Variations: Aioli, Rouille, Tartar Sauce
Homemade mayonnaise is easy to make, delicious, and saves money. We also have three mayonnaise offshoots commonly found in French cooking: Aioli which adds a dimension of garlic and orange flavor; Rouille, mayonnaise dressed up with saffron and cayenne; and Tartar Sauce, the evergreen accompaniment to fish. Caution: it’s important to use pasteurized eggs to avoid salmonella.

Makes 3 cups
4 egg yolks, pasteurized
2 tablespoons mustard
½ teaspoon salt
¼ teaspoon pepper
2 1/2 cups vegetable oil

1 tablespoon garlic, minced
1 teaspoon orange zest

1 teaspoon saffron
1 generous pinch cayenne pepper

Tartar Sauce:
1 tablespoon capers
1 tablespoon cornichons
2 teaspoons fresh parsley
2 teaspoons shallots, peeled

To make mayonnaise:
1. In a food processor fitted with the mixing or chopping blade, process the yolks, mustard, salt and pepper until fully incorporated.
2. With the machine is still running, very slowly add vegetable oil in a very thin stream into the mixture until the mayonnaise is thick and creamy.
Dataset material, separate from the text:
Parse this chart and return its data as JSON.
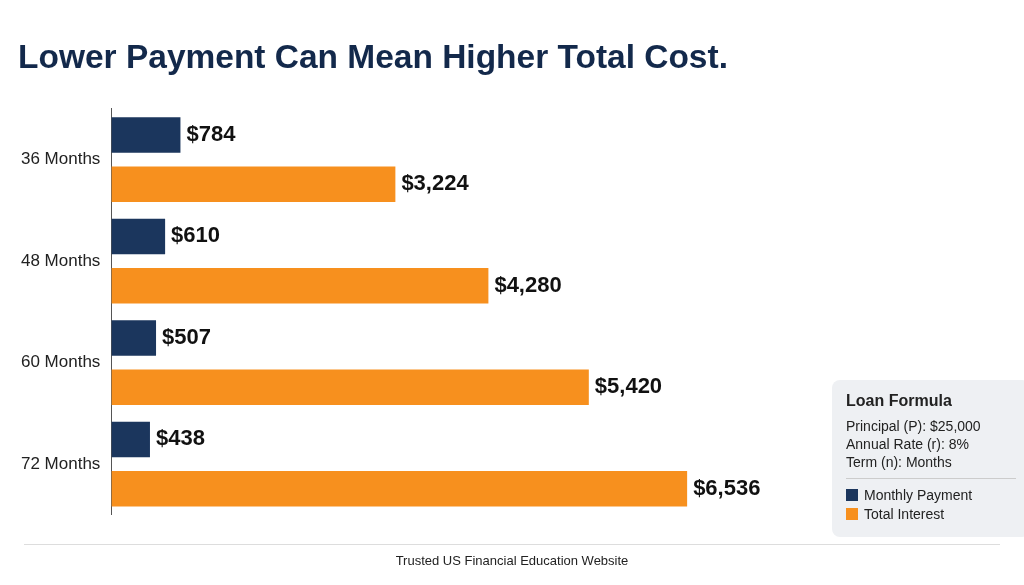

If the small pusher of your food processor has a tiny hole at the bottom, then pour the oil through the small pusher.
To make aioli:
1. Stir chopped garlic and orange zest into 1 cup of mayonnaise until fully incorporated.
To make rouille:
1. Stir saffron and cayenne into 1 cup of mayonnaise until fully incorporated.
To make tartar sauce:
1. Put the capers, cornichons, parsley, and shallots into the workbowl of your food processor with the chopping blade. Pulse until finely chopped. Add 1 cup mayonnaise, and pulse until fully incorporated.